The 0.25% reduction of both the one-year lending and deposit rates took them to 6.31% and 3.25% respectively, effective from today.
In addition, lending and deposit rates of other maturities and individual housing provident fund deposit and lending rates have been lowered accordingly.
"The timing of the rate cut – two days prior to the May macro data release – probably suggests May data could be worse than the market expected. Market reaction today has been muted, even negative.
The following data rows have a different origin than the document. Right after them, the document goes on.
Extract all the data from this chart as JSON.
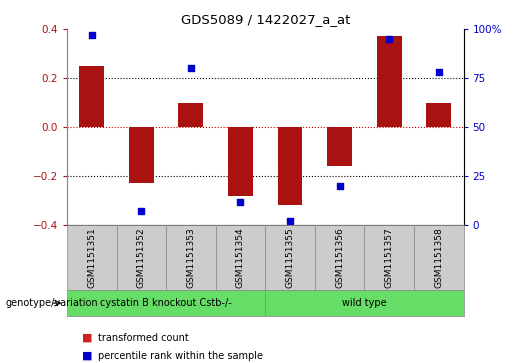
{
  "title": "GDS5089 / 1422027_a_at",
  "samples": [
    "GSM1151351",
    "GSM1151352",
    "GSM1151353",
    "GSM1151354",
    "GSM1151355",
    "GSM1151356",
    "GSM1151357",
    "GSM1151358"
  ],
  "transformed_count": [
    0.25,
    -0.23,
    0.1,
    -0.28,
    -0.32,
    -0.16,
    0.37,
    0.1
  ],
  "percentile_rank": [
    97,
    7,
    80,
    12,
    2,
    20,
    95,
    78
  ],
  "bar_color": "#aa1111",
  "scatter_color": "#0000cc",
  "ylim_left": [
    -0.4,
    0.4
  ],
  "ylim_right": [
    0,
    100
  ],
  "yticks_left": [
    -0.4,
    -0.2,
    0.0,
    0.2,
    0.4
  ],
  "yticks_right": [
    0,
    25,
    50,
    75,
    100
  ],
  "ytick_labels_right": [
    "0",
    "25",
    "50",
    "75",
    "100%"
  ],
  "group1_label": "cystatin B knockout Cstb-/-",
  "group2_label": "wild type",
  "group1_samples": 4,
  "group2_samples": 4,
  "group_row_label": "genotype/variation",
  "group_color": "#66dd66",
  "sample_box_color": "#cccccc",
  "legend_label1": "transformed count",
  "legend_label2": "percentile rank within the sample",
  "background_color": "#ffffff",
  "bar_color_legend": "#cc2222",
  "scatter_color_legend": "#0000cc",
  "zero_line_color": "#cc0000",
  "bar_width": 0.5,
  "scatter_size": 25
}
The market appears to have focused on how bad the May data has to be for the People’s Bank of China to front-run the data," said Bill Maldonado, chief investment officer of Asia Pacific at HSBC Global Asset Management.
But he thinks the announcement is positive for markets going forward and it reinforces the firm’s constructive views on equities.
"More proactive policy response should help improve China’s growth prospects," he said.
Charlie Awdry, manager of the Henderson China Opportunities Fund, said the past few months had shown piecemeal action from the Chinese government, in the form of subsidies and cutting the reserved requirement ratios for banks.
"But over the last four weeks we’ve seen a dramatic reduction in inflationary expectations in the Chinese economy with the slower growth, the weaker data and, more recently, the pullback in the oil price.
"This has probably allowed the authorities the extra window to reduce interest rates," Awdry added.
Inflation fall key
Derry Pickford, macro analyst at Ashburton agreed that a fall in inflation was a key catalyst for the rate cut.
"The cut was symmetrical – a lot of the market was talking about a cut to lending but not deposit rates. This suggests a low CPI number this weekend. The inflation rate (3.4% in April) was effectively acting as a constraint on cutting deposit rates as the authorities were reluctant to move back to a negative real deposit rate. We can probably expect an inflation reading sub 3.25%."
Another important development was the decision to widen the band by which lending and deposit rates can be set.
"China has for a long time suffered from a mismatch between loan supply and demand, with banks preferring not to lend to higher risk areas such as SMEs, instead extending loans to cashed up state owned enterprises that do not need these loans.
"Interest rate deregulation will mean risks can be more accurately priced by banks and means that credit can go to areas where it is most needed.
"This illustrates a willingness on the part of the policy makers to break the mould in order to address underlying structural imbalances within the economy and as such we remain sanguine on China’s longer term growth potential," explained Gigi Chan, manager of the Threadneedle China Opportunities Fund.